This is a great weeknight dinner — it’s a healthy meal done in under an hour, with the bulk of the time simmering unattended.
I used red quinoa, which is what I had on hand, and it looked really pretty. This is a straightforward version, using just onion, garlic, salt, pepper and broth, but you could certainly add vegetables or other seasonings to the dish for variety.
Ditto changing up the grain — barley, farro, brown rice or groats would work here.
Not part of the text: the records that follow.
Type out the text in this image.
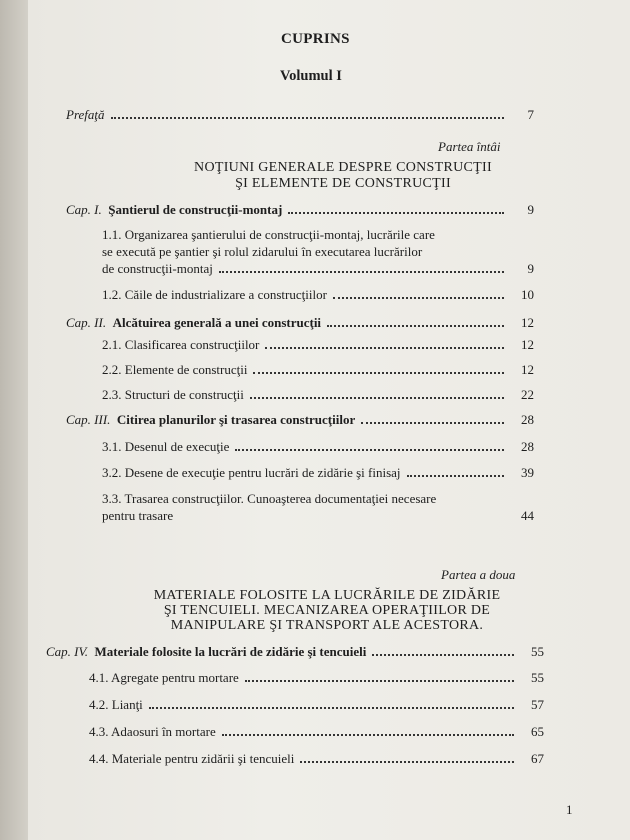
CUPRINS
Volumul I
Prefaţă	7
Partea întâi
NOŢIUNI GENERALE DESPRE CONSTRUCŢII
ŞI ELEMENTE DE CONSTRUCŢII
Cap. I. Şantierul de construcţii-montaj	9
1.1. Organizarea şantierului de construcţii-montaj, lucrările care
se execută pe şantier şi rolul zidarului în executarea lucrărilor
de construcţii-montaj	9
1.2. Căile de industrializare a construcţiilor	10
Cap. II. Alcătuirea generală a unei construcţii	12
2.1. Clasificarea construcţiilor	12
2.2. Elemente de construcţii	12
2.3. Structuri de construcţii	22
Cap. III. Citirea planurilor şi trasarea construcţiilor	28
3.1. Desenul de execuţie	28
3.2. Desene de execuţie pentru lucrări de zidărie şi finisaj	39
3.3. Trasarea construcţiilor. Cunoaşterea documentaţiei necesare
pentru trasare	44
Partea a doua
MATERIALE FOLOSITE LA LUCRĂRILE DE ZIDĂRIE
ŞI TENCUIELI. MECANIZAREA OPERAŢIILOR DE
MANIPULARE ŞI TRANSPORT ALE ACESTORA.
Cap. IV. Materiale folosite la lucrări de zidărie şi tencuieli	55
4.1. Agregate pentru mortare	55
4.2. Lianţi	57
4.3. Adaosuri în mortare	65
4.4. Materiale pentru zidării şi tencuieli	67
1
Just be sure to check the cooking instructions and proportions of cooking liquid required.
I tossed up a simple green salad and dinner was ready.
One-Pan Chicken Quinoa Dinner
Serves 4
A note on the broth: You can use chicken or vegetable broth and, if you run short, supplement it with water or white wine.
2 tablespoons oil, separated
1½ pounds boneless chicken breasts or thighs cut in bite-sized pieces
1 large onion, coarsely chopped
2 cloves garlic, crushed
½ teaspoon salt
Generous grinding of pepper
1½ cups quinoa
3 cups chicken broth
Parsley or other fresh herbs to garnish
In a large skillet, heat a tablespoon of oil over medium high, add the chicken and sprinkle it with salt and pepper. Sear the chicken on all sides for a minute or two and remove it from the pan. The chicken will still be mostly raw at this point.
Lower the heat to medium, add the remaining oil, scrape up any bits in the pan, then add the onions and garlic. Cook until the onions are fragrant and beginning to soften. Add the quinoa, and stir to coat.
Return the chicken to the pan, along with any drippings that have landed on the plate, and add the broth. Bring it to a boil, then lower the heat, cover and simmer until the broth is absorbed and the quinoa is cooked, about 30 minutes.
Taste for seasoning, add salt and pepper and top with fresh parsley or other herbs, if desired.